I missed grannie sorely those days. There was no one any longer to speak loving words to me; and there's nothing one misses like loving words, when one is used to them. Mother had never cared for me; and father was always grumbling.
Some days the weight on me seemed more than I could bear. There was no rule or order in the house; and how could there be? Mother took no heed to her duties as mistress; and the servant would not do as I wished. Everything was left to me, and I was blamed if things went wrong, and yet I had no power to make them go right.
I did so long for grannie back again. Life seemed dreary and sad without her. I remember one day meeting Mr. Scott, and his stopping to talk to me. He said so kindly, "Ah, it's a sad loss for you, poor girl!" And when I could not help crying, he took my hand and said, "But there is another Friend always at hand."
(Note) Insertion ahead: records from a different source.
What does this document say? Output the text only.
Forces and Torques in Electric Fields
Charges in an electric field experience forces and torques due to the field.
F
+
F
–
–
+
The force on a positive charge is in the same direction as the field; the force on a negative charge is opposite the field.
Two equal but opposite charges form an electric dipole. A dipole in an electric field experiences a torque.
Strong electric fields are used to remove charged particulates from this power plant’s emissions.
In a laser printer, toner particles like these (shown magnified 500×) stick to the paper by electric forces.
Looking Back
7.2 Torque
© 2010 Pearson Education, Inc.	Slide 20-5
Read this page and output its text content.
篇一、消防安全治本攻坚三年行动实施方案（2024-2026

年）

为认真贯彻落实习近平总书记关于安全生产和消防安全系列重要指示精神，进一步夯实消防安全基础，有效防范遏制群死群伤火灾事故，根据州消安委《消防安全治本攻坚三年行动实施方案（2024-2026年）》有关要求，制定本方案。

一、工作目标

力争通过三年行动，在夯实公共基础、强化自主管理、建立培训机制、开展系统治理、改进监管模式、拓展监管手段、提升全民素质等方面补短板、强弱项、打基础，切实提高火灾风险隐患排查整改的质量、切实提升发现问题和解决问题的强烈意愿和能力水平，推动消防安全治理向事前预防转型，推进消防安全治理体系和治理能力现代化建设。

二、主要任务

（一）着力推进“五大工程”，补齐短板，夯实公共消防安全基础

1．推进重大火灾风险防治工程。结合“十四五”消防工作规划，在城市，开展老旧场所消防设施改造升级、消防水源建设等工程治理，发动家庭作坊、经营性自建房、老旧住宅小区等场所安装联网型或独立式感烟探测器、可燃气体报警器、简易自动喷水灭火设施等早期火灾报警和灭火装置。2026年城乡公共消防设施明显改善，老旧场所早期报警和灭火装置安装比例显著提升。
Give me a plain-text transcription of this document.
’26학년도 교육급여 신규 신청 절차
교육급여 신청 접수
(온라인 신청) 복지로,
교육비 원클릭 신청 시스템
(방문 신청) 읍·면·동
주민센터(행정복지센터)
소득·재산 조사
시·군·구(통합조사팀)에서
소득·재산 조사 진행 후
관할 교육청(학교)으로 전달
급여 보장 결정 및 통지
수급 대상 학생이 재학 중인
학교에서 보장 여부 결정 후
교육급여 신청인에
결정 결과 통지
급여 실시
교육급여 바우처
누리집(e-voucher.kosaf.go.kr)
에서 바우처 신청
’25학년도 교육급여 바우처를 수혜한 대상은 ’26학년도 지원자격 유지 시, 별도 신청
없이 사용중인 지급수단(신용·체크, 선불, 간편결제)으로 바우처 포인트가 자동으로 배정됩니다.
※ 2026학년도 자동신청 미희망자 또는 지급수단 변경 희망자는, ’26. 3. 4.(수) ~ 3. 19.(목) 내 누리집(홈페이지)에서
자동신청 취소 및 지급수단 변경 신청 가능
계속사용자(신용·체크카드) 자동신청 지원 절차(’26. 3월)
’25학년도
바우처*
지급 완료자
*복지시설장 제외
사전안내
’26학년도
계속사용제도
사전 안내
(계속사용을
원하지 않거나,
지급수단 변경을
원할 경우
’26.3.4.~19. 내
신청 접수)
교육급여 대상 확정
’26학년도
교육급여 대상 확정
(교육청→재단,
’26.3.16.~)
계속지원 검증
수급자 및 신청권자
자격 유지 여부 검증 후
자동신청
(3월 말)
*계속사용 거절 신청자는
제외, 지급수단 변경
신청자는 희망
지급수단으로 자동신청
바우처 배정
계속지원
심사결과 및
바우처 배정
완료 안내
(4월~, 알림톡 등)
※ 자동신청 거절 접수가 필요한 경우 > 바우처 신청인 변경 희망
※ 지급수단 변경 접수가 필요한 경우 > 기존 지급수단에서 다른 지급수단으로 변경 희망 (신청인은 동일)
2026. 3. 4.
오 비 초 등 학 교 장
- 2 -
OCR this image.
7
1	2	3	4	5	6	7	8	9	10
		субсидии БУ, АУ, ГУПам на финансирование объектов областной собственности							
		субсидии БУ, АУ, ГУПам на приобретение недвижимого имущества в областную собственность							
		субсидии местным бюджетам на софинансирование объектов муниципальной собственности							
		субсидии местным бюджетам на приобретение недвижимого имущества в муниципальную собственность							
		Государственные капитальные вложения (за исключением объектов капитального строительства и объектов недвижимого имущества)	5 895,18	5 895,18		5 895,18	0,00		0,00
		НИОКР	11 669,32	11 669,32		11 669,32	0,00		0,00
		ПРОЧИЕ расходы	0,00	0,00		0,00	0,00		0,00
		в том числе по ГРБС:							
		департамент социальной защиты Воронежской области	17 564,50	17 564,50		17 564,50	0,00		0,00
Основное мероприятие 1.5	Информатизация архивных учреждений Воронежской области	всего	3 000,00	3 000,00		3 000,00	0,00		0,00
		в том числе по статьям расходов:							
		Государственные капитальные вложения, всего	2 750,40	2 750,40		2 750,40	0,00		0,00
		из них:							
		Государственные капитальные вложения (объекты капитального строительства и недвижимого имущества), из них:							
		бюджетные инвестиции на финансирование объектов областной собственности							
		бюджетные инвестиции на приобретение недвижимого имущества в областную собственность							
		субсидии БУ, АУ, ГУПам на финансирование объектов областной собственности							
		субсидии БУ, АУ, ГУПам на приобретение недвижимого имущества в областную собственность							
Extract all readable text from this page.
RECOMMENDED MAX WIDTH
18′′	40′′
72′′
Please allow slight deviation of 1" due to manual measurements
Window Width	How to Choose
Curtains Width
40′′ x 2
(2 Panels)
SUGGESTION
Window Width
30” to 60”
"But it does not seem as if I could be good without grannie," I said. "And I can't keep things straight. Nothing goes right now."
"She was one to help others," he said. "But there is nothing like looking to the Master Himself, Phœbe. Perhaps you didn't do that while you had her."
No; I did not, and I said so. I had always looked to grannie.
"I don't say that is why she was taken," he said. "I think God took her because He wanted her with Him in heaven. But now she is gone, I am quite sure He does want you to learn that lesson. Why should you not?"
"I don't seem to know how," I said, sobbing.
"Try—just try," he said. "Your grandmother was always near you, and always ready to help you. But there is One still more near, and still more ready. You turned to the one in every trouble; now turn to the Other just in the same way. And don't fear to trouble Him. Nothing that you care for is too small to pray about."
And then he said, "Your father has not been to Church lately."